The secretary said that while every transition is unique, there are shared lessons for people in the Middle East and North Africa to draw on.
“From Europe to Latin America to Africa to Asia, people have learned the fundamentals of successful democratic transitions: accountable institutions rooted in the rule of law; equal protection and participation for all citizens, especially women; a vibrant civil society; a free press; an independent judiciary and economic opportunity; integration into the international community and its norms and institutions; and leaders who understand that legitimacy flows from consent, not coercion,” Clinton said.
The secretary added that democracies flourish through connections
to, and support from, other democracies. She called on the Community of
Democracies to be “vibrant and responsive to what lies ahead,” and
applauded reforms adopted under the current Lithuanian chairmanship. The
group next will be chaired by Mongolia. The organization, founded in
2000, is a “global intergovernmental coalition of democratic countries,
with the goal of promoting democratic rules and strengthening democratic
norms and institutions around the world,” according to its website.
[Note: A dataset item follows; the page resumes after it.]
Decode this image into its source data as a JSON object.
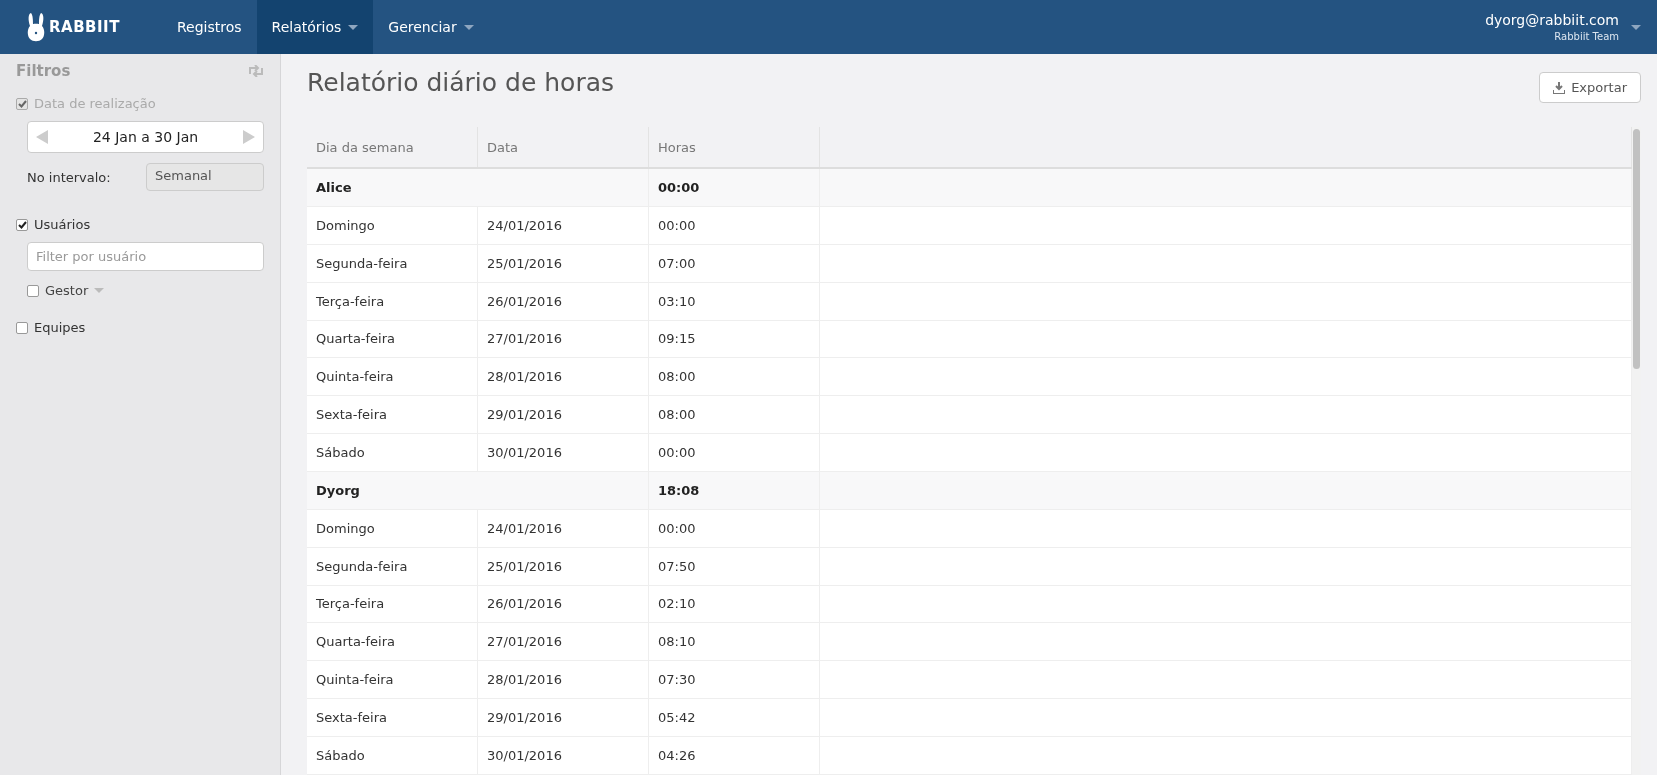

Clinton’s participation in the June 30-July 1 ministerial comes after a stop in Budapest, Hungary, where she took part in the inauguration of the Lantos Institute.
The new institute is named after Hungarian-born Tom Lantos, the only
Holocaust survivor to serve as a member of the U.S. Congress.
While in Lithuania, Clinton also held consultations with President Dalia Grybauskaitė at the presidential palace in Vilnius. The two discussed military security, energy independence, women’s issues and democratization around the world.